TP Market Analysis   Written by TP Market Analysis

Both equities and bitcoin jumped on Friday

Risk markets finished last week on a positive tone, with US equity indices posting gains across the board, led by the Dow Jones index, and the technology sector bouncing higher in the S&P 500 index after almost six abysmal sessions. Notably, after dangerously flirting with the $60k level, bitcoin bounced higher towards the $70k mark, keeping cryptocurrencies on life support until there is light at the end of the tunnel for US regulation. However, risk appetite may be challenged today.

Dollar on the back foot; all eyes on the yen

The US dollar posted gains last week, but its fortunes appear to have changed today.
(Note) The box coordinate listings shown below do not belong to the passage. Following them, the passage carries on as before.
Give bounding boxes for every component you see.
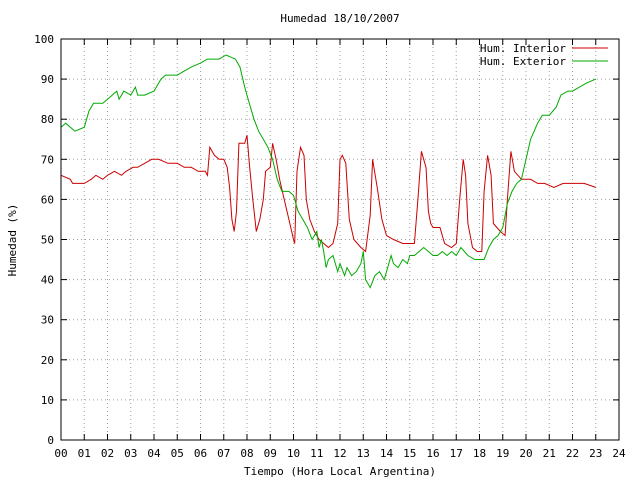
x-tick-label: 16 <box>426 447 439 460</box>
y-tick-label: 10 <box>41 394 54 407</box>
x-tick-label: 22 <box>566 447 579 460</box>
x-axis-ticks: 00 01 02 03 04 05 06 07 08 09 10 11 12 13 14 15 16 17 18 19… <box>54 39 626 460</box>
y-tick-label: 20 <box>41 354 54 367</box>
x-tick-label: 08 <box>240 447 253 460</box>
y-tick-label: 90 <box>41 73 54 86</box>
x-tick-label: 10 <box>287 447 300 460</box>
x-tick-label: 21 <box>543 447 556 460</box>
y-tick-label: 60 <box>41 193 54 206</box>
y-tick-label: 100 <box>34 33 54 46</box>
y-tick-label: 40 <box>41 274 54 287</box>
x-tick-label: 12 <box>333 447 346 460</box>
y-axis-label: Humedad (%) <box>6 204 19 277</box>
y-axis-ticks: 0 10 20 30 40 50 60 70 80 90 100 <box>34 33 619 447</box>
x-tick-label: 24 <box>612 447 626 460</box>
x-tick-label: 13 <box>357 447 370 460</box>
x-tick-label: 18 <box>473 447 486 460</box>
x-tick-label: 09 <box>264 447 277 460</box>
hum-exterior-line <box>60 54 596 289</box>
y-tick-label: 50 <box>41 234 54 247</box>
x-tick-label: 20 <box>519 447 532 460</box>
y-tick-label: 30 <box>41 314 54 327</box>
x-axis-label: Tiempo (Hora Local Argentina) <box>244 465 436 478</box>
x-tick-label: 05 <box>171 447 184 460</box>
x-tick-label: 23 <box>589 447 602 460</box>
x-tick-label: 19 <box>496 447 509 460</box>
x-tick-label: 02 <box>101 447 114 460</box>
x-tick-label: 01 <box>78 447 91 460</box>
x-tick-label: 06 <box>194 447 207 460</box>
legend-label-hum-exterior: Hum. Exterior <box>480 55 566 68</box>
x-tick-label: 17 <box>450 447 463 460</box>
x-tick-label: 03 <box>124 447 137 460</box>
x-tick-label: 07 <box>217 447 230 460</box>
plot-frame <box>60 38 620 441</box>
x-tick-label: 14 <box>380 447 394 460</box>
y-tick-label: 70 <box>41 153 54 166</box>
x-tick-label: 15 <box>403 447 416 460</box>
chart-title: Humedad 18/10/2007 <box>280 12 399 25</box>
grid-lines <box>61 39 619 440</box>
y-tick-label: 0 <box>47 434 54 447</box>
legend-label-hum-interior: Hum. Interior <box>480 42 566 55</box>
x-tick-label: 11 <box>310 447 323 460</box>
y-tick-label: 80 <box>41 113 54 126</box>
hum-interior-line <box>60 135 596 253</box>
x-tick-label: 04 <box>147 447 161 460</box>
x-tick-label: 00 <box>54 447 67 460</box>
data-series <box>60 54 596 289</box>
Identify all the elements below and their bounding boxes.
Markets are digesting Sunday’s Japanese general election result, with a barrage of verbal interventions from key Japanese officials pushing dollar/yen lower.

PM Takaichi’s LDP party beat expectations, achieving a comfortable majority and, along with its junior partner, the Ishin party, can now approve legislation even if the Upper House, where they do not hold a majority, disagrees. Quite oddly, Japanese stocks have surrendered their initial gains, potentially revealing a degree of anxiety about PM Takaichi being able to control government policy completely unchecked, and also reacting negatively to the yen’s strength.

This might prove a short-term reaction, though, as, when the dust settles, investors will most likely focus once again on the aggressive fiscal spending expected by Takaichi, potentially hindering the BoJ’s normalization efforts after the Shunto round concludes. This means that the intervention risk remains elevated despite today’s move lower in dollar/yen. Notably, Japanese yields are rising today, with the two-year jumping to a multi-decade high of 1.32%.

Chinese directive could provoke a harsh response from Trump

The dollar is facing broader issues as Chinese regulators have advised Chinese banks to reduce their US Treasuries exposure. Considering the recently calmer US-China trade relations, this move appears out of tune and could provoke an aggressive reaction from US President Trump, increasing chances of a short-term trade flare-up.

Notably, it will be interesting to see if this directive meaningfully impacts demand at this week’s 3, 10 and 30-year US Treasury note and bond auctions, which historically tend to produce better auction results than other points on the US yield curve.

US data and Fedspeak in the spotlight this week

While investors await the date of Warsh’s testimony at the Senate – assuming that Trump does not backtrack and propose another nominee – Fedspeak and US data are on the menu this week. Tuesday’s retail sales will act as an appetizer to Wednesday’s nonfarm payrolls figure and Friday’s CPI report. Interestingly, this week’s earnings are considered low key, but Coca-Cola, McDonald’s and Unilever results might offer more insight into consumer appetite, following Fed Chair Powell’s remarks at the late-January meeting that “spending isn’t uniform across all income groups, but overall consumer spending figures were good”.

New week, old troubles for the pound

The pound remains on the back foot, dropping to a three-week low against the euro. While last Thursday’s BoE meeting widely opened the door to a rate cut in the next two meetings, with the chances of a rate cut in March quickly rising from 20% to 50%, political uncertainty is the main reason for the pound’s performance.

The Mandelson-Epstein ties are testing the cohesion of the current Labour government. The resignation of PM Starmer’s chief of staff has not abated pressure from within the party, mostly from MPs unhappy with the recent Budget announcements and the dismissal of Deputy PM Angela Rayner, with certain cabinet ministers allegedly ready to offer an ultimatum to the PM: resign or lose the support of your own party. With one government source putting the chances of Starmer stepping down this week to 50%, the pound stands to underperform further, particularly if gilt yields bounce higher.